Esta doctrina, que apuntaba inicialmente contra el Estado social y el intervencionismo del Estado, ha pasado a ser el santo y seña del capitalismo financiero global, y la fuente de donde mana la ideología que siguen a ciegas los partidos que apoyan esta suerte de sistema. Pero el problema sigue en pié, porque el capitalismo se basa en la desigualdad y el dominio de una minoría, mientras que la democracia se basa en la igualdad y la regla de la mayoría. Así que el acuerdo es problemático.

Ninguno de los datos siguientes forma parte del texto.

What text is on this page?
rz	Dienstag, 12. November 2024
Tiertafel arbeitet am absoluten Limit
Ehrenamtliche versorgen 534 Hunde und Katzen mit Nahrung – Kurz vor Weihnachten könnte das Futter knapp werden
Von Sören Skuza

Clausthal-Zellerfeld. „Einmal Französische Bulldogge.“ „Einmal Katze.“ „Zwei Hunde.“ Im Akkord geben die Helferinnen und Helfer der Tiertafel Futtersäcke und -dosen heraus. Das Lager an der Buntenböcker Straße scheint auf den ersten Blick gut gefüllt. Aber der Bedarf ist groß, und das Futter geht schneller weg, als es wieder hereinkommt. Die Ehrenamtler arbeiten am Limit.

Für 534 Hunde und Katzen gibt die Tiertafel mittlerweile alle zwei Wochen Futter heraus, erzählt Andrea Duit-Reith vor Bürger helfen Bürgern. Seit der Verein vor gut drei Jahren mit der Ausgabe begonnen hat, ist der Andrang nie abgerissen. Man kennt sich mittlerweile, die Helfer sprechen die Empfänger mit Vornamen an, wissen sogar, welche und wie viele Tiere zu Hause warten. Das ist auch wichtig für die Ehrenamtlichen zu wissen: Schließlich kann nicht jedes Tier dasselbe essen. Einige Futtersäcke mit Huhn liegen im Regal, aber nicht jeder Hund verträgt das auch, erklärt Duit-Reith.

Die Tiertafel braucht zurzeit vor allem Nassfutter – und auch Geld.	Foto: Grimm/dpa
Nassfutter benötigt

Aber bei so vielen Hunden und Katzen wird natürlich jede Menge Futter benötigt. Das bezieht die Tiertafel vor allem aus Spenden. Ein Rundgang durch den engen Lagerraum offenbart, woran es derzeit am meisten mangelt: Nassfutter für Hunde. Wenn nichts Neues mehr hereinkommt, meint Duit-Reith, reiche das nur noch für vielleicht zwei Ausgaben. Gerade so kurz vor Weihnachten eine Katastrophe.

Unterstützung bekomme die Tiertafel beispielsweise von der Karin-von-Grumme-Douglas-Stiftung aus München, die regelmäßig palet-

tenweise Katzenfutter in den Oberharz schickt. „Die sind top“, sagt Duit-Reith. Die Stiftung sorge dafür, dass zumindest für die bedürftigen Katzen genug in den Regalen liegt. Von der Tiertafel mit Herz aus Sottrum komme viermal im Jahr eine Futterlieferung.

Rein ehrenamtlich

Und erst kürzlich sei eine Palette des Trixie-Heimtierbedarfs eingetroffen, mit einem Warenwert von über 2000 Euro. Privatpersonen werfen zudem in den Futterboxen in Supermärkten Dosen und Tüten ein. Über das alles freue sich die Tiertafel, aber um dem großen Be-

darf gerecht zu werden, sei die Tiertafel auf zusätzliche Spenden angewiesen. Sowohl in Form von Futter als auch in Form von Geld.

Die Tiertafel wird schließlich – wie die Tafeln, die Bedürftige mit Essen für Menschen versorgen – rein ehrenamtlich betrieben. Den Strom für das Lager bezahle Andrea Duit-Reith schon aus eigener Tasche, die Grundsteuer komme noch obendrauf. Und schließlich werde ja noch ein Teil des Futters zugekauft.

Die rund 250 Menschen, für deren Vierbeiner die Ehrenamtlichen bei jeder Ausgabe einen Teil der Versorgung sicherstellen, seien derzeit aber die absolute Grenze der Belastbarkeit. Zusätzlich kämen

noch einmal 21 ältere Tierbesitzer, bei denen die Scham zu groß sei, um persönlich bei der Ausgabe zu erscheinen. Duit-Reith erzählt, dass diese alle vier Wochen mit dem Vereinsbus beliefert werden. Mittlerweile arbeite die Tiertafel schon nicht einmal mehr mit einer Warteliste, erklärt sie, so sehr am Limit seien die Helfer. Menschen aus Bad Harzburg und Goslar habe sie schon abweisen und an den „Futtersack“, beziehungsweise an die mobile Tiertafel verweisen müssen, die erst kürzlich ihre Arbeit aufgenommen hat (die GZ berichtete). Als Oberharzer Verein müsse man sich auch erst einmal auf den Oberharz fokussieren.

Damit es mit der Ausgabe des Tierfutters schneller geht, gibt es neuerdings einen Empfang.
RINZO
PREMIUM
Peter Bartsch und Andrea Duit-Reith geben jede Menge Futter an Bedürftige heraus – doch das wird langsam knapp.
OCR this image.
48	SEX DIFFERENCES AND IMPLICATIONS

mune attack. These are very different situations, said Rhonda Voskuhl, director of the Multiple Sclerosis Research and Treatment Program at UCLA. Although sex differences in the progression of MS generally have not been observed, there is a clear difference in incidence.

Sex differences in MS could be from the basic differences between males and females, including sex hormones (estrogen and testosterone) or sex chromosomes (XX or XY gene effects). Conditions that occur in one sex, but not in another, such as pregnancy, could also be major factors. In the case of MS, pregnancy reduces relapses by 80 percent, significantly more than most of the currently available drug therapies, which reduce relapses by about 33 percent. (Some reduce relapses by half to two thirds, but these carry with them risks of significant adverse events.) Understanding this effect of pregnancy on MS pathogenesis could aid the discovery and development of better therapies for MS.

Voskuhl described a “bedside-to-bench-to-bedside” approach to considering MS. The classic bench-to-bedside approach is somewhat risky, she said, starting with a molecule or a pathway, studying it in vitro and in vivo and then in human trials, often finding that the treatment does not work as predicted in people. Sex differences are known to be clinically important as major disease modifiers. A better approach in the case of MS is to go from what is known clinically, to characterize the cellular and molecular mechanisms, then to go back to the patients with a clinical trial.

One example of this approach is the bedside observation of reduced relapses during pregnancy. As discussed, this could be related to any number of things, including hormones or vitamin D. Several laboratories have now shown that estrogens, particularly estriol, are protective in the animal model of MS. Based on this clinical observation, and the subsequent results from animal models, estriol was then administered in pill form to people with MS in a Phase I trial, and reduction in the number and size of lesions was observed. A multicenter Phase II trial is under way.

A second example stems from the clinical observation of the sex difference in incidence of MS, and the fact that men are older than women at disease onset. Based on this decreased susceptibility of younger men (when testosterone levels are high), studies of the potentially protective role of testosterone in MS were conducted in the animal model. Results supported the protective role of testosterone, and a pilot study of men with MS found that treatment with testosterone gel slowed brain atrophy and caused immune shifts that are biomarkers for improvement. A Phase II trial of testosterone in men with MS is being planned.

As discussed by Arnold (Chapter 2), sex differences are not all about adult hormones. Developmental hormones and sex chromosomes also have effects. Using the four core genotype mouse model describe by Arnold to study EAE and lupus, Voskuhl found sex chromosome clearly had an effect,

La crisis actual ha desvelado claramente estas contradicciones. El batacazo financiero que empezó en 2008, detonante de la crisis económica y de deuda que ha venido después, arroja el resultado desolador de que la democracia ha quedado arrumbada, desarticulada, mientras que los responsables del desastre se han adueñado de la situación y exigen trato preferente y prioritario. Basta con contemplar la guadaña que ha segado la cabeza de gobernantes que no siguen el ritmo marcado a paso de oca, o su sustitución por gobiernos títeres (llamados técnicos), mientras que la ciudadanía asiste perpleja y aterrada al espectáculo del desmantelamiento del Estado social. Bankia es el último ejemplo por ahora. Ya se dice cualquier cosa para justificar lo injustificable: la señora Aguirre, la ultraliberal, responsable en gran medida del desastre de Caja Madrid, alardea de que se nacionalicen las pérdidas de ese zombi que ha creado Rato. Wert, por su parte, dice impertérrito que los recortes en educación e investigación son consecuencia inexorable del pacto fiscal (para eso no necesitamos ministro).

A todo esto se celebra estos días el aniversario del 15-M, que ha puesto el foco, precisamente, en exigir con toda razón "democracia real", pues ésta no existe.